Edinilen bilgiye göre, Mustafa Kemal Cingöz ile ev hanımı Fatma Cingöz'ün küçük çocukları Mustafa Selim, 18 Haziran Pazar günü ise Sarıçam ilçesine bağlı Orhan Gazi Mahallesi Adnan Kahveci Bulvarı'nda futbol kursuna gitmek üzere evden ayrıldı.
İddiaya göre, içerisinde alkollü olduğu öğrenilen Oğuzhan Akış ve Uğur Tekeli'nin bulunduğu 34 LJ 0179 plakalı araç, sabah 07.30 sıralarında bisikletiyle birlikte futbol kursuna gitmeden önce yiyecek bir şeyler almak için markete giren Mustafa Selim’in önünde durdu. Araç içerisinden inen Akış ve Tekeli küçük çocuğa, "OHAL var. Bu saate dışarıda dolaşamazsın. Biz sivil polisiz, seni karakola götüreceğiz" dedi. Bunun üzerine küçük çocuk ise, "Çantam babamın kahvehanesinde. Oraya gidelim" teklifinde bulundu. Kendilerini sivil polis olarak tanıtan zanlılar daha sonra küçük çocuğa, "Senin çantanda bomba vardır bizi oraya götür" deyip küçük çocuğu zorla araca bindirip bisikletini de bagaja attı.
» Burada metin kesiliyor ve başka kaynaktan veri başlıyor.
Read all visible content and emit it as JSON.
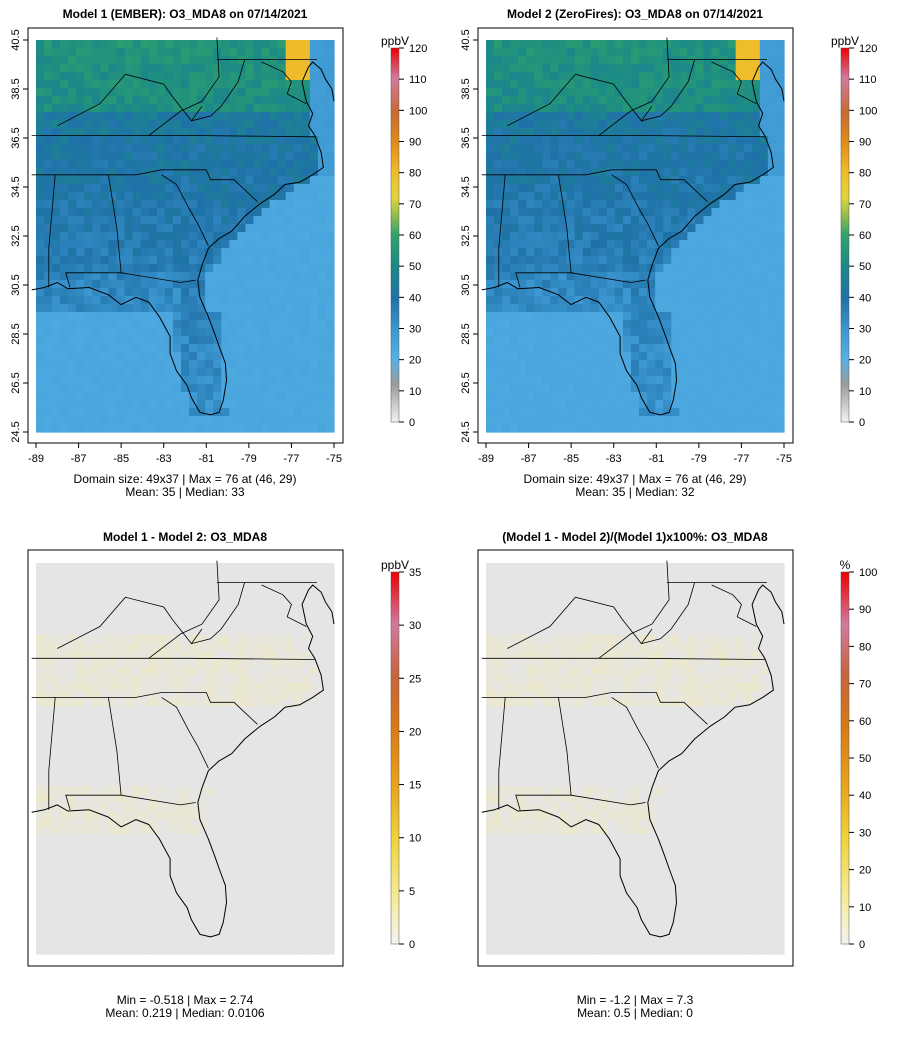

100 metre ileride araba istop edince Mustafa Selim ağlayarak araçtan kaçtı. Bunun üzerine zanlılar ise bisikletini çocuğa verip olay yerinden kaçıp izlerini kaybettirdi. Durumu öğrenen aile ise olayı polis ekiplerine bildirdi. Bir görgü tanığı da o anların fotoğrafını çekip polise verdi.
Olayın ardından harekete geçen polis ekipleri 2 şahsı yakaladı. İfadelerinde sarhoş olduklarını kabul eden zanlılar ‘şaka yaptık’ savunmasında bulunu ve daha sonra serbest bırakıldı.
Cingöz ailesi, bunun üzerine bugün öğlen saatlerinde mahalle sakinleriyle birlikte döviz taşıyıp karara tepki gösterdi. Selim Cingöz ise, kaçırıldığında çok korktuğunu İHA muhabirine anlatarak, "Araba istop ettiğinde atladım. Çok korktum. Evimin adresini sordu ve başka bir şey demedi. Daha önce hiç görmedim" dedi.
"Oğlum Ceylin gibi mi olsun"
2 çocuk annesi Fatma Cingöz ise yaşadığı olayı gözyaşlarına hakim olamayarak şu şekilde anlattı:
"Polis ekipleri bunları yakalıyor. İkisi de karakolda hala sarhoşlardı. Ben gittiğimde ise bana ben seni çocuğunu tanımam savunmasını yaptılar. O zaman benim çocuğumu niye arabaya alıyorsun. Ne hakkın var dedim. Bizim yanımızda savcı bey serbest bıraktı. Savcı bey illa benim çocuğumun ölüsü elime geldiğinde mi tutuklayacaktı. Bu Sarıçam halkı benim çocuğum öldükten sonra mı ayaklanacaktı. Ceylin gibi mi olsun. Ben yetkililerden güvenlik kamerası istiyorum. Çocuklarımıza dokunmasınlar. Bara gidip içiyorlar. Benim çocuğumun buna ne hakkı var. Ben sokağa çıkamıyorum. Korkuyorum."
"Bugün benim çocuğuma yarın başkasının çocuğuna"
Baba Mustafa Cingöz de yetkililerin önlem almasını isteyerek, "Çocuğumun zorla araca bindirilmesi, aracın ileride istop etmesi hep Allah tarafından olan şeyler. Bugün benim çocuğuma olan yarın başkasının çocuğuna olacak. Benim çocuğum kurtulmasaydı belki o araçta benim çocuğuma neler yapacaklardı Allah bilir. Yetkililerden önlemlerini almalarını istiyoruz" ifadelerini kullandı.
Fotoğrafı çeken görgü tanığı ise fotoğrafı aracın hareketlerinden şüphelendiği için çektiğini belirterek, "Uzaktan pek görmedim ama çocuğun arabadan sinirli ağlayarak indiğini gördüm. Bundan dolayı da çektim. Kimsenin çocuğuna bir zarar gelmesin" şeklinde konuştu.
Orhangazi Mahallesi’nde bulunan çocuklar ise sokağa çıkmaktan korktuklarını belirtti.